Is a Common Language At All Possible

Is this all to say a common language is lost in translation or are we yet to learn it? A common language, in theory, should be the natural bridge to connect divergent perspectives. Yet, language alone is insufficient when its meanings are shaped by fundamentally differing values, experiences, and worldviews. The clash is the context the languages carry — context often so deeply rooted in identity that they resist external challenge or reinterpretation. 

For a common language to emerge, both sides must first recognise the common grounds their opposing views share and are built upon, and where and why they diverge. This requires adapting a certain degree of education aimed for the long run. An education that is, as far as it can be, clean from false information and grand political narratives that dilute evidence and cloud judgments. 

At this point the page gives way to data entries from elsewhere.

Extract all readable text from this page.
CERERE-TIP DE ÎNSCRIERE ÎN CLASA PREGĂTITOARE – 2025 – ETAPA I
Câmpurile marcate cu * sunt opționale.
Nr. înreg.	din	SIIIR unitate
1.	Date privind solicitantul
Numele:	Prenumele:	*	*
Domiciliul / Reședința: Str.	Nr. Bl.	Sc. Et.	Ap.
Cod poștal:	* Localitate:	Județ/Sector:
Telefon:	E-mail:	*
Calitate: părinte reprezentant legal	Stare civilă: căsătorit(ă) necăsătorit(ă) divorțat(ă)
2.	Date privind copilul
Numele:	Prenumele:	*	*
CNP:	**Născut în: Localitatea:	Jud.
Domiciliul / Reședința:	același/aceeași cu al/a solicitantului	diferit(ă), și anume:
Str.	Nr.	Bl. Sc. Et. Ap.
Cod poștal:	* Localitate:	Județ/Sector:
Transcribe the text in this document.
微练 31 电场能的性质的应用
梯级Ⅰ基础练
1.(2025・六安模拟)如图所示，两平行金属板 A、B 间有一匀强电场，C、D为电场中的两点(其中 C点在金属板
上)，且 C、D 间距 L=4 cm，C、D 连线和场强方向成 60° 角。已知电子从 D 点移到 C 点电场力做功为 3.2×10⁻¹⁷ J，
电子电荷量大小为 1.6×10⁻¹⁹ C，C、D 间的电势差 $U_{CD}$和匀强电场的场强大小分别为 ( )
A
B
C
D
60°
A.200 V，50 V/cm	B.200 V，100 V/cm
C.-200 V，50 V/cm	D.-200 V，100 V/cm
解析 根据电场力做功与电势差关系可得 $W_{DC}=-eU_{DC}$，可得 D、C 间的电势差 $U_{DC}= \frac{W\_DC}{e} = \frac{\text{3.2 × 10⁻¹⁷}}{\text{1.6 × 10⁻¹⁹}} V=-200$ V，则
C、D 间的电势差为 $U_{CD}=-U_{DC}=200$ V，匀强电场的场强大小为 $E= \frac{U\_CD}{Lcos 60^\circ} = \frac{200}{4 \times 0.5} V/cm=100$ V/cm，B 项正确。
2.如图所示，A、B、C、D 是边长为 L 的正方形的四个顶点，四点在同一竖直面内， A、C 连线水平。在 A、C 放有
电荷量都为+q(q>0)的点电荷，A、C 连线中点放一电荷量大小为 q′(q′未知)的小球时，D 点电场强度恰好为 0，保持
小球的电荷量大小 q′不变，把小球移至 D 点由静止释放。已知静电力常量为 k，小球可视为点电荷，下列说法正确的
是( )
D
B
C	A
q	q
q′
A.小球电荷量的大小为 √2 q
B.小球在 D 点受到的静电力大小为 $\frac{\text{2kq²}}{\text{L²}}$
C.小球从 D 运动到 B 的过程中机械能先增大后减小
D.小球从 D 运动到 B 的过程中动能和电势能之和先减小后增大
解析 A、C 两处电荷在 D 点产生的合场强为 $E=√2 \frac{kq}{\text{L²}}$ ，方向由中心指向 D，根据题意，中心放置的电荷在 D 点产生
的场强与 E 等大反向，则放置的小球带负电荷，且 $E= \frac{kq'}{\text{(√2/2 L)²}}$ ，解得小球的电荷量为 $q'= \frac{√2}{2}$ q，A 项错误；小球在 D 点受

This requires an intentional effort to step outside of entrenched narratives and recognition of the opposing sides fears and resentments, not to erase differences but to reframe them as complementary rather than antagonistic. Such a shift from the us-versus-them mentality cannot be achieved through simply imposing education in the short period, as human behaviour and our decision-making mechanisms are far more influenced by emotion, identity, and a sense of belonging.

This communication must appeal to the emotions and the instincts by not only telling people the repercussions but by showing them what the ripple of misinformation and negligence has caused so far, and will continue to generate. If effectively communicated, the notion that the absence of adequate knowledge to inform our judgements is more detrimental to individuals themselves, prior to society, than being driven by resentments and inherent desires, people will have a reason (and self interest) to listen. However, if the communication is transmitted in a way that the information is coming from a self-appointed superior point, it will be received neither as beneficial nor altruistic, or even be heard.

Bridging this gap is possible, but it will demand leadership that prioritises connection over division and messaging that appeals to shared aspirations as well as one that recognises the fears and resentments of the opposing side — not to exploit them to sway votes for one campaign or two but to minimise the gap in communication and understanding. Until then, the language of American politics may remain a conversation of parallel monologues — coherent within each side but unintelligible to the other.